È menzionata anche Itineranze DOC, atelier di sviluppo di opere prime sostenuto da MiC e da SIAE nell’ambito di “Per chi crea”, che unisce sei festival italiani dedicati al cinema indipendente. Si aggiunge la prima edizione di Docs4Real – Nuovi sguardi sul territorio, nato dalla collaborazione con Biografilm – Bio to B – Industry Days | Doc, con l’obiettivo di sostenere la crescita di nuove personalità autoriali under 35 del cinema del reale in Emilia-Romagna.

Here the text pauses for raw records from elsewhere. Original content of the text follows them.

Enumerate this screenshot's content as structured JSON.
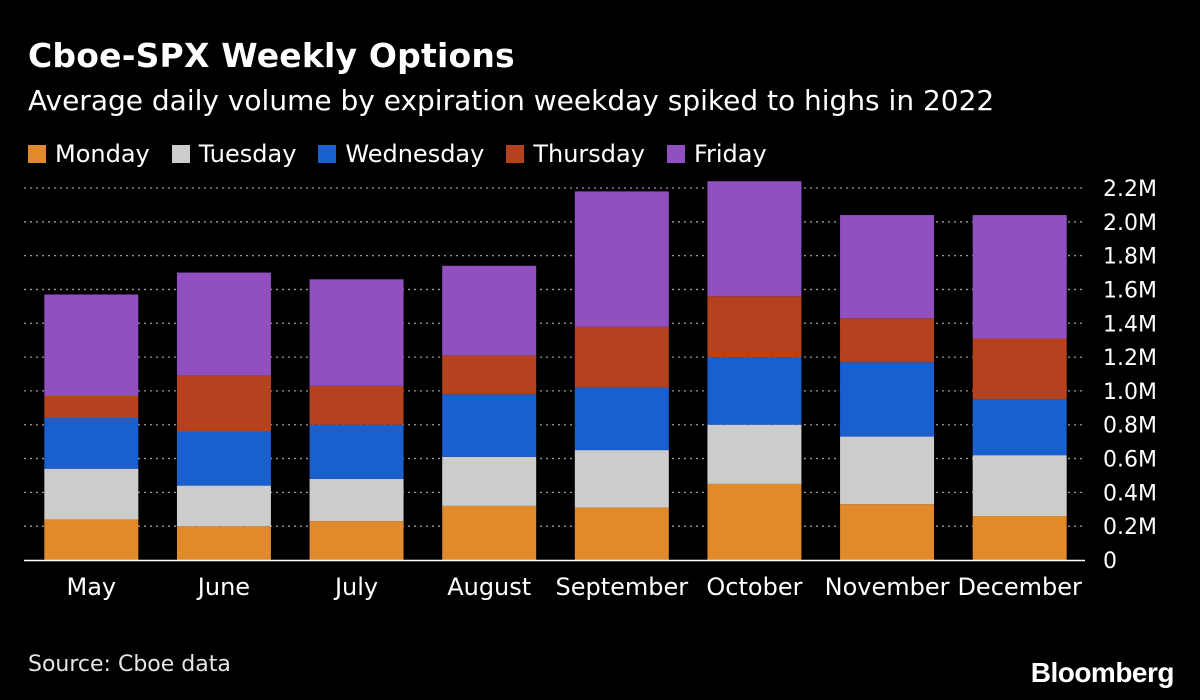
{
  "title": "Cboe-SPX Weekly Options",
  "subtitle": "Average daily volume by expiration weekday spiked to highs in 2022",
  "source": "Source: Cboe data",
  "brand": "Bloomberg",
  "legend_position": "top-left",
  "chart_data": {
    "type": "bar",
    "stacked": true,
    "categories": [
      "May",
      "June",
      "July",
      "August",
      "September",
      "October",
      "November",
      "December"
    ],
    "series": [
      {
        "name": "Monday",
        "color": "#e08a2c",
        "values": [
          0.24,
          0.2,
          0.23,
          0.32,
          0.31,
          0.45,
          0.33,
          0.26
        ]
      },
      {
        "name": "Tuesday",
        "color": "#cccccc",
        "values": [
          0.3,
          0.24,
          0.25,
          0.29,
          0.34,
          0.35,
          0.4,
          0.36
        ]
      },
      {
        "name": "Wednesday",
        "color": "#1a5fce",
        "values": [
          0.3,
          0.32,
          0.32,
          0.37,
          0.37,
          0.4,
          0.44,
          0.33
        ]
      },
      {
        "name": "Thursday",
        "color": "#b5421f",
        "values": [
          0.13,
          0.33,
          0.23,
          0.23,
          0.36,
          0.36,
          0.26,
          0.36
        ]
      },
      {
        "name": "Friday",
        "color": "#9050c0",
        "values": [
          0.6,
          0.61,
          0.63,
          0.53,
          0.8,
          0.68,
          0.61,
          0.73
        ]
      }
    ],
    "ylim": [
      0,
      2.2
    ],
    "yticks": [
      0,
      0.2,
      0.4,
      0.6,
      0.8,
      1.0,
      1.2,
      1.4,
      1.6,
      1.8,
      2.0,
      2.2
    ],
    "ytick_labels": [
      "0",
      "0.2M",
      "0.4M",
      "0.6M",
      "0.8M",
      "1.0M",
      "1.2M",
      "1.4M",
      "1.6M",
      "1.8M",
      "2.0M",
      "2.2M"
    ],
    "yaxis_side": "right",
    "grid": "horizontal dotted",
    "xlabel": "",
    "ylabel": ""
  }
}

bellaria film festival for school: proiezioni e incontri
Il festival ospita 100 ragazzi e ragazze per percorsi di formazione e masterclass dedicati al cinema, con la presenza di 12 giovani professioniste che seguono l’hub RE-SISTERS. Le attività includono incontri e proiezioni scolastiche tramite Bellaria Film festival For School, con proiezioni collegate a Leila di Alessandro Abba Legnazzi e Testa o croce? di Alessio Rigo de Righi e Matteo Zoppis. A Testa o croce? viene associata anche una mostra a Palazzo del Turismo con fotografie di scena scattate da Astrid Ardenti e Alessandro Zoppis.